Maeve proves her track record for quality control extends way beyond office duties

While the rest of us might be catching up on domestic chores at the weekend this competitive 25-year-old finds herself competing as one of a few female competitors in Northern Ireland in National Autograss.

Maeve Devlin, from Armagh, works as a quality officer at Homecare Independent Living but once pens are down on a Friday evening Maeve prepares herself for perfecting a different sort of quality control as she puts her non contact motorsport driving skills to the test.

Maeve, who has been working for Homecare Independent Living since last July, started Autograss racing when she was 13 years old along with her brother and dad and soon it developed into a competitive hobby which sees her competing all over Ireland and in the UK.

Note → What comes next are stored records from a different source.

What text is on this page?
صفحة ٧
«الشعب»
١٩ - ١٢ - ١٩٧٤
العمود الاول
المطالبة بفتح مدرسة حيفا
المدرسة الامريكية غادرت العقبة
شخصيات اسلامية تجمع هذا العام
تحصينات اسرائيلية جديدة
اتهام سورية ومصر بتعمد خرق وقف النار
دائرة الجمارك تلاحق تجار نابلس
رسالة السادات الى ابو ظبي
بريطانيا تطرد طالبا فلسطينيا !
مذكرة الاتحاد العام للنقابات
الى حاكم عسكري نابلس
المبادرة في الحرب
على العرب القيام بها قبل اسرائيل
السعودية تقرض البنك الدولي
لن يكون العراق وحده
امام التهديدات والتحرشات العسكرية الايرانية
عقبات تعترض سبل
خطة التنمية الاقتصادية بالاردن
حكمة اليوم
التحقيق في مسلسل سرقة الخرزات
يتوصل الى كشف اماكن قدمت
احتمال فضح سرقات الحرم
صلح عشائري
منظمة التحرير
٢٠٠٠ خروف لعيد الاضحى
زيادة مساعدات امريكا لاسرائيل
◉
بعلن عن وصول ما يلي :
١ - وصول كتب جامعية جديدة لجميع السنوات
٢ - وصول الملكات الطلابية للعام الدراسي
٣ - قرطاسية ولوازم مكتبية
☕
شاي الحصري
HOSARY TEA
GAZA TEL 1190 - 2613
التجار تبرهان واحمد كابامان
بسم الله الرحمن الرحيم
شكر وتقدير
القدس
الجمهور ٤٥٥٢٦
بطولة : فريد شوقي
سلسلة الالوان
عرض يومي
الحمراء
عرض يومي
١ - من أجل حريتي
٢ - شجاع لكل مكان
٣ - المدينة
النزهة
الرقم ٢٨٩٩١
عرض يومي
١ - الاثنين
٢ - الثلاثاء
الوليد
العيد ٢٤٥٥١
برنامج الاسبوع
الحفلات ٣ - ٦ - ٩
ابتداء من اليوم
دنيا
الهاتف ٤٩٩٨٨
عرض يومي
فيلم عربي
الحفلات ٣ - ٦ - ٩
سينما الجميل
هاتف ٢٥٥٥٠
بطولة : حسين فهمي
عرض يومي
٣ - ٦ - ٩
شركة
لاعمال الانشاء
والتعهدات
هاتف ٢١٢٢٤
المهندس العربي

Speaking about Autograss, Maeve said: "Autograss racing has been part of my family for almost 15 years.I love everything about it. I love the thrill of racing.”

"I love the fact that it is a family orientated sport. Racing meetings are held over a weekend so we are often away from a Friday evening until late on a Sunday night. I love the atmosphere in the club aswe have been members for approximately 15 years. It is like a little family, we support each other on all racing events and if you ever need a hand there is always someone there to help.  I have made many lifelong friends which include racers from across the water."

Maeve, who is a member of Down Autograss Racing Club, said however it would be great to see more women in the sport and says it offers a totally different experience for people.

She added: "It would be great to see more women in the sport. It is great to see the look on men’s faces when they realise they have been beaten by a woman. But it does require a particular set of skills.

"You need to be determined, not be afraid of hard work and love speed. It requires a lot of thinking because competitors must be able to pass someone without hitting them which is a lot harder than you would think on a small oval track.

"You have to always work for this form of racing, endless nights in the garage and I even had to join a gym to build up my strength so I could steer my class five."

But the hard work is clearly paying off for this quality control officer as she currently is the Down Autograss Men's Class 5 Champion 2014.

Maeve said: "There are no women racing in our club so I have to compete with the men. This year is my 12th year competing. I have raced every year which has allowed me to progress through different classes. It is great fun and I would love to see more females joining us."